Kurz neben dem Testzentrum und dann zur Weihnachtsfeier der Großeltern – das wollen wahrscheinlich viele. Tatsächlich gibt es solche Zentren bereits in einigen Städten in Deutschland. Aber ist es wirklich so einfach? Und wie informativ sind die dort angebotenen Schnelltests?
Großes Versprechen des Herstellers
Erkennt mehr als 96% aller Coronavirus-Infektionen – das verspricht das Pharmaunternehmen Roche auf seiner Homepage für den Antigen-Schnelltest. Und die Zahlen, die Roche veröffentlicht, sind gut, in der Tat sehr gut. So gut, dass der Test fast mit den PCR-Tests konkurrieren konnte.
Schnelltests sind nicht zuverlässig
EIN Studie des Robert Koch Instituts malt jedoch ein anderes Bild. Im Alltag wurden in der Notaufnahme des Katharinen-Krankenhauses der Stuttgarter Klinik fast 470 Patienten mit dem Roche-Schnelltest sowie mit einem PCR-Test getestet. Das Ergebnis: Nur etwas mehr als sieben von zehn PCR-Positiven wurden auch durch den Antigen-Test erkannt. Bei asymptomatischen Patienten lag die Zahl sogar unter vier von zehn.
Auf Nachfrage wies Roche darauf hin, dass die RKI-Studie auch zeigte, dass der Test fast alle Infektionen erkennt, wenn die Viruslast hoch ist. Das ist richtig, aber die Ergebnisse aus Stuttgart sind nicht mit ihren eigenen vergleichbar, da die tägliche klinische Praxis keine wissenschaftliche Studie ist.
Video zur Analyse der Testergebnisse
Auf der Roche-Homepage befindet sich ein wunderschön animiertes Video, das die Testergebnisse interpretieren soll. Der Test erkennt nur zuverlässig eine Infektion, die höher als eine bestimmte Konzentration des Virus ist, und genau darum geht es wahrscheinlich bei der Empfindlichkeit von 96%. Und nach dem Video zu urteilen, ist diese Erkennungsgrenze kein Fehler, sondern ein positives Merkmal des Tests. Schließlich ist die infizierte Person nur dann ansteckend, wenn die Viruslast hoch ist.

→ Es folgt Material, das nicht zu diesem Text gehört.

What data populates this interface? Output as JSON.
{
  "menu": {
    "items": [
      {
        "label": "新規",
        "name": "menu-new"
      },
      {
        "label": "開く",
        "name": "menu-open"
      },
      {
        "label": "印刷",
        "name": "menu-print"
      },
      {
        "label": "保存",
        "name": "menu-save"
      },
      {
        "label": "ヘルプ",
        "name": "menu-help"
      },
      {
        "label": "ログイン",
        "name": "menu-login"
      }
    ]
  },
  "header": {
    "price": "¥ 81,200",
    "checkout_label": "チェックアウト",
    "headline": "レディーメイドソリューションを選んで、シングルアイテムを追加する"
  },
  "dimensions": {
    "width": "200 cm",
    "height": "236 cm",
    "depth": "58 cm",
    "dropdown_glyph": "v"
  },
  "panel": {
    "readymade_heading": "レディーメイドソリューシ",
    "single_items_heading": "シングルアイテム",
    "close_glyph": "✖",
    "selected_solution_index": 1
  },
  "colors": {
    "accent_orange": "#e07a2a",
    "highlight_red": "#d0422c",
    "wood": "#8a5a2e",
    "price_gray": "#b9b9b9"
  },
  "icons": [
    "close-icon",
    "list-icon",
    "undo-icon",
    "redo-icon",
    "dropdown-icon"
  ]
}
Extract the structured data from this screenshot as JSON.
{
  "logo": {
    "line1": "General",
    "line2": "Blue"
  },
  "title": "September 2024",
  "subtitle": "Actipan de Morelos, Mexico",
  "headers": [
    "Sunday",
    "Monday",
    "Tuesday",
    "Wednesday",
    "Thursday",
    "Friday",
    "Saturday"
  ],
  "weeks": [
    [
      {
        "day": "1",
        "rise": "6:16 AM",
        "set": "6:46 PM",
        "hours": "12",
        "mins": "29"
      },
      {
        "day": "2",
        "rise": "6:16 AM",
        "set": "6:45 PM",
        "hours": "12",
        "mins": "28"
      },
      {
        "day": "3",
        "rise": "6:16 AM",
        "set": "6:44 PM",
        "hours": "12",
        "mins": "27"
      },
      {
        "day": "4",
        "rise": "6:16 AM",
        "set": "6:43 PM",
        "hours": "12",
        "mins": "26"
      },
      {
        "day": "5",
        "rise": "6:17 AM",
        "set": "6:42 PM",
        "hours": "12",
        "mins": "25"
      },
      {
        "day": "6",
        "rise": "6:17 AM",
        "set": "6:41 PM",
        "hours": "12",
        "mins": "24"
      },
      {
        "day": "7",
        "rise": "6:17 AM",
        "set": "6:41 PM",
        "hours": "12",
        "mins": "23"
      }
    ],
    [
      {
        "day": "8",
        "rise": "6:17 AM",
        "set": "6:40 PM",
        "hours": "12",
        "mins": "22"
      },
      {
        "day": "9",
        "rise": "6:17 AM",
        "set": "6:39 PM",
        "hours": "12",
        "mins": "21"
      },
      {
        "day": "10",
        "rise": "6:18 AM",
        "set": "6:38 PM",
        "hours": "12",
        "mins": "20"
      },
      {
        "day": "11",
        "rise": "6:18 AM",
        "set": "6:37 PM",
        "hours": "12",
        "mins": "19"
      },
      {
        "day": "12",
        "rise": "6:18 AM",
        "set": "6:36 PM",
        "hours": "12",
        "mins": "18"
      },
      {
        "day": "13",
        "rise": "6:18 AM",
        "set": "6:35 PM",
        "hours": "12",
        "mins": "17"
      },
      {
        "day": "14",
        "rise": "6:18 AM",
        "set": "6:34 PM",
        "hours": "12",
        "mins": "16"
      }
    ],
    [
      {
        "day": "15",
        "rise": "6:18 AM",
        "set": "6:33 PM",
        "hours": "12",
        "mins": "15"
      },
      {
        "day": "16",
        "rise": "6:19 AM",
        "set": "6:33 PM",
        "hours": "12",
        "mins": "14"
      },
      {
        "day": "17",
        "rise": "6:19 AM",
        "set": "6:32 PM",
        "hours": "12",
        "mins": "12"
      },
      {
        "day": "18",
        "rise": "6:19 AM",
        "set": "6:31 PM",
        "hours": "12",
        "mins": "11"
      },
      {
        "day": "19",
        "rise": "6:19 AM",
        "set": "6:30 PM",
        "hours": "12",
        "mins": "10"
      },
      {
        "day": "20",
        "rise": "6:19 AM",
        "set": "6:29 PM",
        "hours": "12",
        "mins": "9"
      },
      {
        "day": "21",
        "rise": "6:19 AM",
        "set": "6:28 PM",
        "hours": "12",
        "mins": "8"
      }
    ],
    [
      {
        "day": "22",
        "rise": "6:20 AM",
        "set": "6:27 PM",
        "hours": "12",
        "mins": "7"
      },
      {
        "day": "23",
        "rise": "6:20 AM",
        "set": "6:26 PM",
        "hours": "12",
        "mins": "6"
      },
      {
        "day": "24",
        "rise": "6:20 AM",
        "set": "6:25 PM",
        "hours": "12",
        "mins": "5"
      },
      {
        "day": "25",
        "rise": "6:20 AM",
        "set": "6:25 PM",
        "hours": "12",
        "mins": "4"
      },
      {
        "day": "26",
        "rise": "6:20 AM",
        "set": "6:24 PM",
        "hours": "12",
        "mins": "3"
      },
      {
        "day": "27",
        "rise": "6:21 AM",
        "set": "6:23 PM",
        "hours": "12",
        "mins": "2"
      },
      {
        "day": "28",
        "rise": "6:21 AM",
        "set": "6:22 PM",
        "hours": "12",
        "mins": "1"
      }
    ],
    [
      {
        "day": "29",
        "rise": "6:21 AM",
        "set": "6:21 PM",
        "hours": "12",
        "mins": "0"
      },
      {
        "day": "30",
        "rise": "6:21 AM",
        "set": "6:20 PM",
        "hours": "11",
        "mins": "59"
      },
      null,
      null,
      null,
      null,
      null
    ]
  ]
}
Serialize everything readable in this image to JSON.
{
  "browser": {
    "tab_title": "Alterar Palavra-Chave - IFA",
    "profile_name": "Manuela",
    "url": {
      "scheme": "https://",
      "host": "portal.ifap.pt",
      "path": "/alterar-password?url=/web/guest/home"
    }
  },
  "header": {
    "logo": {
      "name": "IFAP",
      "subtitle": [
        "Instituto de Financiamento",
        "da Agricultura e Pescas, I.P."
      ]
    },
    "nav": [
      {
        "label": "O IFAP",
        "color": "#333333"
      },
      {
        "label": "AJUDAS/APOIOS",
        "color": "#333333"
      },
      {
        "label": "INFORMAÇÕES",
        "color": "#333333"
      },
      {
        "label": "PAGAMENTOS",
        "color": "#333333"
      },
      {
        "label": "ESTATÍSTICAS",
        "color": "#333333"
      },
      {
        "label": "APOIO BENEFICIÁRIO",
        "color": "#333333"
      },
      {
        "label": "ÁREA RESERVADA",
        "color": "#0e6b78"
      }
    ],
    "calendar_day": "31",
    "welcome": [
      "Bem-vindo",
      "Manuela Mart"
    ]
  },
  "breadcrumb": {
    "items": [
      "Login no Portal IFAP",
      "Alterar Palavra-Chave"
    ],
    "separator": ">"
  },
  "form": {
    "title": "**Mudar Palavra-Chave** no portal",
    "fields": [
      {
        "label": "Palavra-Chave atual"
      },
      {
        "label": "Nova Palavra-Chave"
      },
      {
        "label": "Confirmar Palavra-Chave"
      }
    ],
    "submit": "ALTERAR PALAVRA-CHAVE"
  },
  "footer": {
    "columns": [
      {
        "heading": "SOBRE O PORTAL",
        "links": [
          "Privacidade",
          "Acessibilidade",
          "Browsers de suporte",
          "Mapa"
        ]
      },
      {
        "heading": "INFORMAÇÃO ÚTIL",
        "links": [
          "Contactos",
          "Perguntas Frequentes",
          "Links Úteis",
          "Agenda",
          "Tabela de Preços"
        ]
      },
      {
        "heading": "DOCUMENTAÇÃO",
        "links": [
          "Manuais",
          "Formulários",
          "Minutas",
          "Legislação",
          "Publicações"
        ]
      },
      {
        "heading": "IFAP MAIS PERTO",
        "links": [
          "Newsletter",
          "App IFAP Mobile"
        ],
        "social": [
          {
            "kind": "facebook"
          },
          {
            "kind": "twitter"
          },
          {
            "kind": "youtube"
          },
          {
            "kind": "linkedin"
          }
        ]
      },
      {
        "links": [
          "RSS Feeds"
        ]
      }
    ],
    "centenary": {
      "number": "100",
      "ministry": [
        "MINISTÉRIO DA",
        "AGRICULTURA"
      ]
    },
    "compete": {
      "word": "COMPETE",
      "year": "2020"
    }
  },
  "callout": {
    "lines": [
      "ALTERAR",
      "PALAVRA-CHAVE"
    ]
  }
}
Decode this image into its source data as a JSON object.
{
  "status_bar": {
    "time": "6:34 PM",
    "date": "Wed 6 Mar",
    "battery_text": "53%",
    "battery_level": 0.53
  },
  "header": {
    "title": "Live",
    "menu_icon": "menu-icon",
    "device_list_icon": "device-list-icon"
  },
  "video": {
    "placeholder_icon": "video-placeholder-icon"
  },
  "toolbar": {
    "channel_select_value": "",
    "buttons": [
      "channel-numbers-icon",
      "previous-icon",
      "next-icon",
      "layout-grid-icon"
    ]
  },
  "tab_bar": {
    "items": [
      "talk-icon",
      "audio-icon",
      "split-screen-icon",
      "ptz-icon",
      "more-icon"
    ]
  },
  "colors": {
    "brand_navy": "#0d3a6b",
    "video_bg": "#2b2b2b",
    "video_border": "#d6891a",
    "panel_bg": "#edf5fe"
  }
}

Es gibt keine wissenschaftlichen Beweise
Aus rein wissenschaftlicher Sicht muss man jedoch sagen, dass die von Roche vorgelegten Zahlen zumindest irreführend, wenn nicht sogar völlig falsch sind. Rechtlich gesehen sind Sie wahrscheinlich auf der sicheren Seite, da das Anweisungsblatt die Anweisung aus dem erklärenden Video wiederholt: Der Test funktioniert nur, wenn die Viruskonzentration über der Nachweisgrenze liegt – ein Hinweis, der in vielen, wahrscheinlich allen Antigen-Testanweisungen zu finden ist – aber oder kann eine Konzentration unterhalb dieser Nachweisgrenze immer noch eine Infektion oder, was noch wichtiger ist, eine Infektiosität bedeuten? Das Patienteninformationsblatt beantwortet die Frage nicht und das animierte Video impliziert: wahrscheinlich nicht.
Und genau hier liegt das Wesentliche dieser Tests. Denn im Zweifelsfall kümmert sich das Virus nicht um eine „wahrscheinliche“. Die Hersteller wählen die Rosinen aus Studien aus und liefern Ergebnisse, ohne sie richtig zu klassifizieren. Als Endbenutzer mit einem negativen Testergebnis wiege ich mich in der wahrgenommenen Sicherheit ab und ja, das kann bedeuten, dass ich nicht infiziert oder ansteckend bin. Es kann aber auch bedeuten, dass ich infiziert, aber noch nicht ansteckend bin. Oder dass ich trotz geringer Viruslast infiziert und ansteckend bin. Oder dass ich infiziert und ansteckend war und dass der Test einfach falsch war.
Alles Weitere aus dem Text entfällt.